The Memphis area was first settled by the Chickasaw tribe. European exploration came years later, with Spanish explorer, Hernando de Soto believed to have visited what is now the Memphis area as early as the 1540s. By the 1680s, French explorers led by René Robert Cavelier, Sieur de La Salle built Fort Prudhomme in the vicinity, the first European settlement in what would become Memphis, predating English settlements in East Tennessee by more than 70 years.

Despite such early outposts, the land comprising present-day Memphis remained in a largely unorganized territory throughout most of the 18th century, while the boundaries of what would become Tennessee continued to evolve from its parent — the Carolina Colony, later North Carolina and South Carolina. By 1796, the community was the westernmost point of the newly admitted state of Tennessee.

Memphis was founded in 1819 and incorporated as a city in 1826, taking its name from the ancient capital of Egypt. At the conclusion of the Battle of Memphis on June 6, 1862 during the American Civil War, Union forces captured Memphis from Confederate control. Yellow fever epidemics in the 1870s (1873,1878,1879) devastated the population for many years thereafter. As a result, in 1879, Memphis lost its city charter, and until 1893, was a Nashville taxing district.
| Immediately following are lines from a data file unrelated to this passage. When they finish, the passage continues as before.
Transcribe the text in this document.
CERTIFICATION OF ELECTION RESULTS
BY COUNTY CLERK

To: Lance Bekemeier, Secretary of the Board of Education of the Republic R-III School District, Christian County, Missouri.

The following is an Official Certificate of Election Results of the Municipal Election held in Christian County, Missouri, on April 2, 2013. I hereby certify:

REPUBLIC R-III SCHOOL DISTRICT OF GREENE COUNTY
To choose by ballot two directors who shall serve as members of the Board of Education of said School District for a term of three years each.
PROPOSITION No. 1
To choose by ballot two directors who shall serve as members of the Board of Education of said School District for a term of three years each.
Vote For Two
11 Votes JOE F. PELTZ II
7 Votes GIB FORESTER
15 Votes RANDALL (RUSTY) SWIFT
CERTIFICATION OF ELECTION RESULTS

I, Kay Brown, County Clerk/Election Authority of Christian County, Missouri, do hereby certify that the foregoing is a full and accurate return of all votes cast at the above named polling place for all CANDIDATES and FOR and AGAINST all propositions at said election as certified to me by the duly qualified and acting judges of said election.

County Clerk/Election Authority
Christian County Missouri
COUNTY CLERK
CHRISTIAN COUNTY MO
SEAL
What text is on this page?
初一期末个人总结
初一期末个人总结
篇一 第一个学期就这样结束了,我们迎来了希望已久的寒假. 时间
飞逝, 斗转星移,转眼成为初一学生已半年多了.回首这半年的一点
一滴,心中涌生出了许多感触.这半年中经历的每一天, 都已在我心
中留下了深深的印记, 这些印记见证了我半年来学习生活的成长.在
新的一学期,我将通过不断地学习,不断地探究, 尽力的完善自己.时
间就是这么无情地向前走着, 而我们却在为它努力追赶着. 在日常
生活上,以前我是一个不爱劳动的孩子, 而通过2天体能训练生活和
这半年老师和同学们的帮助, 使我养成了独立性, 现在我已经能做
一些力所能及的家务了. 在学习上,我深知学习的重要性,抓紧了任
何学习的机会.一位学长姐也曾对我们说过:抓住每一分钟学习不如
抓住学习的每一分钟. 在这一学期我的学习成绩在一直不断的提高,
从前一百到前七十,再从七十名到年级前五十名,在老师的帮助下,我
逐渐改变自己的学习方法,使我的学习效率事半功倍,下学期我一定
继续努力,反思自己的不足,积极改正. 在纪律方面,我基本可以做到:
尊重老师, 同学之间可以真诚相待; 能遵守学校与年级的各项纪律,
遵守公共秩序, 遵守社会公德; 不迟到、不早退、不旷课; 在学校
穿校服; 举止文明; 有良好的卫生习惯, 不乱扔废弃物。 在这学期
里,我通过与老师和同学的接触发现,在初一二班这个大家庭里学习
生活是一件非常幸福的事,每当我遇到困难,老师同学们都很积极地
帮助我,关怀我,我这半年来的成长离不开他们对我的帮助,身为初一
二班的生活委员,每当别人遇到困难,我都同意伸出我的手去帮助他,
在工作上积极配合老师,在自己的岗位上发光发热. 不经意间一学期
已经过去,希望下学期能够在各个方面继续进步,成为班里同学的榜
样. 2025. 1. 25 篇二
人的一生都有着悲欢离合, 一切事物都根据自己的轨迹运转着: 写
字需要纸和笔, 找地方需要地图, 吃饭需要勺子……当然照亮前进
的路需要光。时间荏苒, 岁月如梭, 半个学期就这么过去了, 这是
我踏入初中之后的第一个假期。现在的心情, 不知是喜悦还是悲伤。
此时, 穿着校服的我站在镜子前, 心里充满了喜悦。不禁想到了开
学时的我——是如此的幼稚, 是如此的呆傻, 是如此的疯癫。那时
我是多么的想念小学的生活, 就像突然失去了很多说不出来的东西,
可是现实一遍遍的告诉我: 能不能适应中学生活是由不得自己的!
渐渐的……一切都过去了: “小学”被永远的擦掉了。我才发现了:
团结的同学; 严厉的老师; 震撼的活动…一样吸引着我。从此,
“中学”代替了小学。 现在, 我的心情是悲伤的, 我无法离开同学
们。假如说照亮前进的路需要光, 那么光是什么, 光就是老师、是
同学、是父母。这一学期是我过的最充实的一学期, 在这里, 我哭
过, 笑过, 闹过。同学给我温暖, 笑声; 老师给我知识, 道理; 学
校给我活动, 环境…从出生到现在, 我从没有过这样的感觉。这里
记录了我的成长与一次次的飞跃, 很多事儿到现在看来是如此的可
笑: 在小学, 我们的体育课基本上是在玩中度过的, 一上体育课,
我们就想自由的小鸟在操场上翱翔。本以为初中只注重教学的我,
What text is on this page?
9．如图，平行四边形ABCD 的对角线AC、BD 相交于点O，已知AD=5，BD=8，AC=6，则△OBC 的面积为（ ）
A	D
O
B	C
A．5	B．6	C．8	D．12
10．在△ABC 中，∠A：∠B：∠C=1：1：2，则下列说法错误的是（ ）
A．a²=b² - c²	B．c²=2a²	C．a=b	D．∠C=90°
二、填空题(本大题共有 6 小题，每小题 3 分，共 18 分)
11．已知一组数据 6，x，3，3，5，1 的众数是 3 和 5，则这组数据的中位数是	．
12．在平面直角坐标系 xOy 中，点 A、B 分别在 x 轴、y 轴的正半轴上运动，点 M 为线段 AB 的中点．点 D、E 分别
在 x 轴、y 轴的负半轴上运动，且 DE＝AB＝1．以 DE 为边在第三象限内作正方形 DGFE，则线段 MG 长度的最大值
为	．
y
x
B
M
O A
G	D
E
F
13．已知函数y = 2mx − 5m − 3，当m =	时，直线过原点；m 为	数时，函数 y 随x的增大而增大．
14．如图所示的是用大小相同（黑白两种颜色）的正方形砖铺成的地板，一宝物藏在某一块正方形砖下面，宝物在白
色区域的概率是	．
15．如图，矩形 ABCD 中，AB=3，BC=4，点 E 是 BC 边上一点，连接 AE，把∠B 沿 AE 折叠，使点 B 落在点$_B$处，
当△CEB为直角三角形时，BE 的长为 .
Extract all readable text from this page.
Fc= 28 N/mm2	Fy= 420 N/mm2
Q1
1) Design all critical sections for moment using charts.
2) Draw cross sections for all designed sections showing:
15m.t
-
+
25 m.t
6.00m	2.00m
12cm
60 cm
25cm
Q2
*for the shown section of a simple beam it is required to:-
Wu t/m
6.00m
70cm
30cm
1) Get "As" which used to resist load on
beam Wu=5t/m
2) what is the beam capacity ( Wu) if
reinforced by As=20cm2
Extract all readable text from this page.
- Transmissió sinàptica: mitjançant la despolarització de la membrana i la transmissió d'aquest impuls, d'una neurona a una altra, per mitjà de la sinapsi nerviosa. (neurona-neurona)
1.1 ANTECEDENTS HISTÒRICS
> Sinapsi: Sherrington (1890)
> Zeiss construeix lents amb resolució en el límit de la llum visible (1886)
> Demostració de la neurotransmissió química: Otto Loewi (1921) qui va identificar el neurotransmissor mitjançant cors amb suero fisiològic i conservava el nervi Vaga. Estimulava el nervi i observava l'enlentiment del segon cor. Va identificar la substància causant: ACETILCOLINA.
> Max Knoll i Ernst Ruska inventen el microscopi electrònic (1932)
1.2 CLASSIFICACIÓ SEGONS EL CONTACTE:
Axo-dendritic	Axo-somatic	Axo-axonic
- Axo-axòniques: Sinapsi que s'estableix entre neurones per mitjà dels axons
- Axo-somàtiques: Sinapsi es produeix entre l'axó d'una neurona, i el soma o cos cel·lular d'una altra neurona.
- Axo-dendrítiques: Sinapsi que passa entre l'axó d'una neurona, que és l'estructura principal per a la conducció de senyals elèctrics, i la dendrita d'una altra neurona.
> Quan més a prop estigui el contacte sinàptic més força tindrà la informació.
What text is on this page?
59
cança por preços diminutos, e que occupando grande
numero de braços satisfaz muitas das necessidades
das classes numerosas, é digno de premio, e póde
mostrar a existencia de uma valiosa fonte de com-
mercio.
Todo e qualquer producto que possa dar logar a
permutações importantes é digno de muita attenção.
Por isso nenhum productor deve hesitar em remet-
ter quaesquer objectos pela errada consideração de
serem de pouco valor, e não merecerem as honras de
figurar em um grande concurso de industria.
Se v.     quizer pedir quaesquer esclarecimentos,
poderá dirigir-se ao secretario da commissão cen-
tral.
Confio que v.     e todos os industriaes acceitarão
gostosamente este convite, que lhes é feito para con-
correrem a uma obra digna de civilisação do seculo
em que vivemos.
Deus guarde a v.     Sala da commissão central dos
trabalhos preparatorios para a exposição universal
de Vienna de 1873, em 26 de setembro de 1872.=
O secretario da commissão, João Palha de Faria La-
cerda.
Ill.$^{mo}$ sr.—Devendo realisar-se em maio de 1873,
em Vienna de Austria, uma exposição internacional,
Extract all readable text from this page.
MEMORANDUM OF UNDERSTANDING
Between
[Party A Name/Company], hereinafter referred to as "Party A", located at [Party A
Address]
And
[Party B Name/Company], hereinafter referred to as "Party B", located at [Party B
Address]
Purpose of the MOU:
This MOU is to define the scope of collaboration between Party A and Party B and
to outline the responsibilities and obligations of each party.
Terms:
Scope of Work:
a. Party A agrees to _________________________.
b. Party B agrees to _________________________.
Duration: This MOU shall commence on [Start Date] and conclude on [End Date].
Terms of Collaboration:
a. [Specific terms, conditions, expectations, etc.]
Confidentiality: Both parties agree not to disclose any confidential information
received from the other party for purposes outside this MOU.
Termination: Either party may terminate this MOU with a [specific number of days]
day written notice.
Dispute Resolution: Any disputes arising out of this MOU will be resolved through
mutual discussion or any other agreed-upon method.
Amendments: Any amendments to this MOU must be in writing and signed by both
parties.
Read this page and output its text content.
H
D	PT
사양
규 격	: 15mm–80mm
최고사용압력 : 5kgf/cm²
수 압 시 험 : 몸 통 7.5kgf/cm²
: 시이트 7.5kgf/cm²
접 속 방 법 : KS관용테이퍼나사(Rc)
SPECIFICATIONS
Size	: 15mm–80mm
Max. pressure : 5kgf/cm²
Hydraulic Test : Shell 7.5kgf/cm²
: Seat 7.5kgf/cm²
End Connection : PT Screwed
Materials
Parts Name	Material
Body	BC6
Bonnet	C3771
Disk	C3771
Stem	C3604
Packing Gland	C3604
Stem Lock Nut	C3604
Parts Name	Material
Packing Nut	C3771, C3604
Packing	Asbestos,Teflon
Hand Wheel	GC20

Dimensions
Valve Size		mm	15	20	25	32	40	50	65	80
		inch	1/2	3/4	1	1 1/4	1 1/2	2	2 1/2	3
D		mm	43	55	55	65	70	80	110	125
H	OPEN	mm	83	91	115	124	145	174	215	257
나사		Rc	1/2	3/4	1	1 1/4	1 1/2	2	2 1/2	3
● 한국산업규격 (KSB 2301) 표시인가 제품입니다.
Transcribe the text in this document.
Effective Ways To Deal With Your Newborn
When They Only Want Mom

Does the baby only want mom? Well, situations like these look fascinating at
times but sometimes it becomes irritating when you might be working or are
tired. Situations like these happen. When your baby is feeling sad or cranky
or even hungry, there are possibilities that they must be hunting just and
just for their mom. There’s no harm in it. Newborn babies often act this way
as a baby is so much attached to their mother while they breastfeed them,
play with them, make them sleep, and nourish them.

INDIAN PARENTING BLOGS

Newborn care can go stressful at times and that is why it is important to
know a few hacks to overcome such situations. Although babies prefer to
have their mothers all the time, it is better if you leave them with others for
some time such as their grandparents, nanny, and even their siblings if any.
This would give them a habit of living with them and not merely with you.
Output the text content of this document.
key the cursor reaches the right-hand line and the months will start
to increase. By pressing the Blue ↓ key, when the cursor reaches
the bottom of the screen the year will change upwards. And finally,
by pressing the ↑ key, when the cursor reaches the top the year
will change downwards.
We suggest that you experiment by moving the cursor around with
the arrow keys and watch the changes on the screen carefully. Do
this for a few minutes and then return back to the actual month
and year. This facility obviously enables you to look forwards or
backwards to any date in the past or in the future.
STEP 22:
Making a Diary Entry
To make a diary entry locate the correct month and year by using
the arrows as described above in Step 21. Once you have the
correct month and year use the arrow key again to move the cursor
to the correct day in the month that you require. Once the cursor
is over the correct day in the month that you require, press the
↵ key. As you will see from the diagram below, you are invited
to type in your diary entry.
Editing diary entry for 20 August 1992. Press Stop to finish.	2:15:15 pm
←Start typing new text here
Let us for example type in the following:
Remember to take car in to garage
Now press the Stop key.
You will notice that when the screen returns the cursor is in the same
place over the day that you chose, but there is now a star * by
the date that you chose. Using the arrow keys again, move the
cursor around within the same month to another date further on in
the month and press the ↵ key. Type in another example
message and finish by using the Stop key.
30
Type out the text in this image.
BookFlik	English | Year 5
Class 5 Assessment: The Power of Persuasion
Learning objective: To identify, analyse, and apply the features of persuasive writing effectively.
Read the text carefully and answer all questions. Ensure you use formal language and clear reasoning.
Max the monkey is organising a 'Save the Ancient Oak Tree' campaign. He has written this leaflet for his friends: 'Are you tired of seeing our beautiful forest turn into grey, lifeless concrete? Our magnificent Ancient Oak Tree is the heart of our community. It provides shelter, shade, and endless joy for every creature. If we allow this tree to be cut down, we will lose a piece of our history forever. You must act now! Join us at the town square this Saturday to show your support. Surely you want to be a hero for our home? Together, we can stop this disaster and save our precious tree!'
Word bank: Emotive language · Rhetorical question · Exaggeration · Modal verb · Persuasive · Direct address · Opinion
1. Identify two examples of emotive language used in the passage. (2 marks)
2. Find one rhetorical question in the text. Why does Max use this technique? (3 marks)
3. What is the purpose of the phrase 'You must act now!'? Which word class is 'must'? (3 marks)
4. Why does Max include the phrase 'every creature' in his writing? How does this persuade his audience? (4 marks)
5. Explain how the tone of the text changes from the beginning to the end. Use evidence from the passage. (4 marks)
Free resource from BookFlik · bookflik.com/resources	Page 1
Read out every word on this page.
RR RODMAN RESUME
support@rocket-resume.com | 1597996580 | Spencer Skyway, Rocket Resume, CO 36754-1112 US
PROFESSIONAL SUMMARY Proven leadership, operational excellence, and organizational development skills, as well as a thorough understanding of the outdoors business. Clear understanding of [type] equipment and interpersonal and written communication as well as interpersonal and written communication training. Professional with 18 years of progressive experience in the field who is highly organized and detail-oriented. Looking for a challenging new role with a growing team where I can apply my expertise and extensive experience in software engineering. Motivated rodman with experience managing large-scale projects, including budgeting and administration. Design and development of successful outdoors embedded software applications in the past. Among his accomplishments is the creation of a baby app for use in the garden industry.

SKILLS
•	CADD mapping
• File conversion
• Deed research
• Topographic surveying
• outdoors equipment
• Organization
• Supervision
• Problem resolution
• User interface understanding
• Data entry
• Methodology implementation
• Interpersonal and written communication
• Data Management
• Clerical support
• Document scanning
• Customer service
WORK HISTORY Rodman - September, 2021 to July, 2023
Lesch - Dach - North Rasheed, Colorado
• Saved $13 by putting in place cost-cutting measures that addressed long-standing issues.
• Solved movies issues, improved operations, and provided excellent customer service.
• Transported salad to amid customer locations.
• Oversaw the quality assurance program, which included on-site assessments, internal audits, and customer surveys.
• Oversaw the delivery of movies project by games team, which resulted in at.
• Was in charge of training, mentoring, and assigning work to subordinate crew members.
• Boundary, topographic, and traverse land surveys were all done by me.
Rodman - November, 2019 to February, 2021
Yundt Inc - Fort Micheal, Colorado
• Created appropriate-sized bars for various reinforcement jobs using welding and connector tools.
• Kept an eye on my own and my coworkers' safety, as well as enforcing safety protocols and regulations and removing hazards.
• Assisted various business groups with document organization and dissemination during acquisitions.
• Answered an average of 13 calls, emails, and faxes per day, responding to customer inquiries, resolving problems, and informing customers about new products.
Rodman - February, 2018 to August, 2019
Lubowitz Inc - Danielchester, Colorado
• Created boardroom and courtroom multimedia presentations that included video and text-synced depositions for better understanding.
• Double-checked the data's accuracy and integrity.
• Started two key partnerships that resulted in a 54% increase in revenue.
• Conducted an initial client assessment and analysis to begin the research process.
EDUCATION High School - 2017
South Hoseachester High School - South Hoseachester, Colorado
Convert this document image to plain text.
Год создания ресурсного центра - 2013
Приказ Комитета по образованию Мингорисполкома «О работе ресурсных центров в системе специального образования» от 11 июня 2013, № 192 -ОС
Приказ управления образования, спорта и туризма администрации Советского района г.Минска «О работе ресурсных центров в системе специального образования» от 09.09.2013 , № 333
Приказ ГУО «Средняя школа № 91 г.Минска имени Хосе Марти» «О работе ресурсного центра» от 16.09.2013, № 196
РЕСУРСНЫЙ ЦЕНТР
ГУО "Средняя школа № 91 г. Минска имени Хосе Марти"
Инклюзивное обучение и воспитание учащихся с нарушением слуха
In 1897, Memphis' pyramid-shaped pavilion was a conspicuous part of the Tennessee Centennial exposition. From the 1910s to the 1950s, Memphis was a hotbed of machine politics under the direction of E. H. "Boss" Crump. The city was at the center of civil rights issues during the 1960's, notably as the location of a sanitation workers' strike. Memphis is also known as the place where Dr. Martin Luther King, Jr. was assassinated on April 4, 1968 at the Lorraine Motel.